For years this amphibian was known either as a spectacular subject of photos, or as a lump-like creature, fast asleep while stuck to a leaf or the wall or glass of its exhibit. Experiments with lighting at the DWA have resulted in increased activity, so that the startling red eyes and beautifully patterned legs and flanks are more likely to be appreciated. Found from Mexico to Northern Colombia, this is another frog that lays its eggs on leaves above water, into which the tadpoles fall.
This inhabitant, of the dry Chaco forests in Southeastern South America, has developed some decidedly unfrog-like behaviors.

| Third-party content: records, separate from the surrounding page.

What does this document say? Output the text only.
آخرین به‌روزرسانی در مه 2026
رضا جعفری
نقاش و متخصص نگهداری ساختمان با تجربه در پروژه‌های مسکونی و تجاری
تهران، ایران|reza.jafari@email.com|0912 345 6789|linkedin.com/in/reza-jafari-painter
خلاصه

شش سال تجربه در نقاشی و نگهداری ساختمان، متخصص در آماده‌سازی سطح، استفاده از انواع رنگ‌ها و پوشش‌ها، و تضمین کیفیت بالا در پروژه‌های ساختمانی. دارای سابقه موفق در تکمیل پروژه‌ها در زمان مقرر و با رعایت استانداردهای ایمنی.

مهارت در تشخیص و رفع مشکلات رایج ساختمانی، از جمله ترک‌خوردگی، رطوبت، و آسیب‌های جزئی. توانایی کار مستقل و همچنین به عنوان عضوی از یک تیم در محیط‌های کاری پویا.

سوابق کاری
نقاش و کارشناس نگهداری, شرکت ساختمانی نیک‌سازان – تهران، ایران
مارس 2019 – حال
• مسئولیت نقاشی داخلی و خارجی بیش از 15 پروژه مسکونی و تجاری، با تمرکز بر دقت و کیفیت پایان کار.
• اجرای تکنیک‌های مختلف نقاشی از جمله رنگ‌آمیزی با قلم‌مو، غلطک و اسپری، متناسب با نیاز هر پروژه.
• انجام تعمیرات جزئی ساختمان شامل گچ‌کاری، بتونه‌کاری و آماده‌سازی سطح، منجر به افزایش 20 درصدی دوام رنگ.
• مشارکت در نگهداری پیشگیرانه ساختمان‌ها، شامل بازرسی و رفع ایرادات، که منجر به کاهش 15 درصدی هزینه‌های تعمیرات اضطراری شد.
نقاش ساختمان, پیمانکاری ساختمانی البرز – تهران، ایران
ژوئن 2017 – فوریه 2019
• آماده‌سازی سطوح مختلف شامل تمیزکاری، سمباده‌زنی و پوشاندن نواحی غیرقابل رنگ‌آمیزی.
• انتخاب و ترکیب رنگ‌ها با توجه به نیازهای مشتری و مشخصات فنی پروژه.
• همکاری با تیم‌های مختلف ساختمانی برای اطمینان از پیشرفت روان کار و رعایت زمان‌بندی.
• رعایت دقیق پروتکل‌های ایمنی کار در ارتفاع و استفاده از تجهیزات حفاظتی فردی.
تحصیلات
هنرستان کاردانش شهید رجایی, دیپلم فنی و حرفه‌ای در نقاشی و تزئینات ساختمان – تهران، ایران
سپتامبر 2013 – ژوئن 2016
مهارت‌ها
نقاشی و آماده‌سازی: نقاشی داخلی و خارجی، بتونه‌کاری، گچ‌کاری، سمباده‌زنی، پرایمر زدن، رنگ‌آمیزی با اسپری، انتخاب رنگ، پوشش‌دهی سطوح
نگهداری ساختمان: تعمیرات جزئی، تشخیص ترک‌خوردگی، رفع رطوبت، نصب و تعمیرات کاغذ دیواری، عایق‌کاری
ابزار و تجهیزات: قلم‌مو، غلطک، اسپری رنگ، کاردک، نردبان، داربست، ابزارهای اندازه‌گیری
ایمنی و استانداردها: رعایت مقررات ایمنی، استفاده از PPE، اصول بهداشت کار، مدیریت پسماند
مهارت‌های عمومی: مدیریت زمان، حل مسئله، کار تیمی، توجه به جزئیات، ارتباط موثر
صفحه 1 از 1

Instead of laying its eggs in water, it builds a nest above it, laying eggs on a leaf, which it folds around them. There the tadpoles hatch, then fall into the stream below. It smears its body with wax secreted out of its own skin, using complicated maneuvers of its hind legs. Its unusually expressive appearance has made it popular in zoos, and it is now captive-bred in increasing numbers.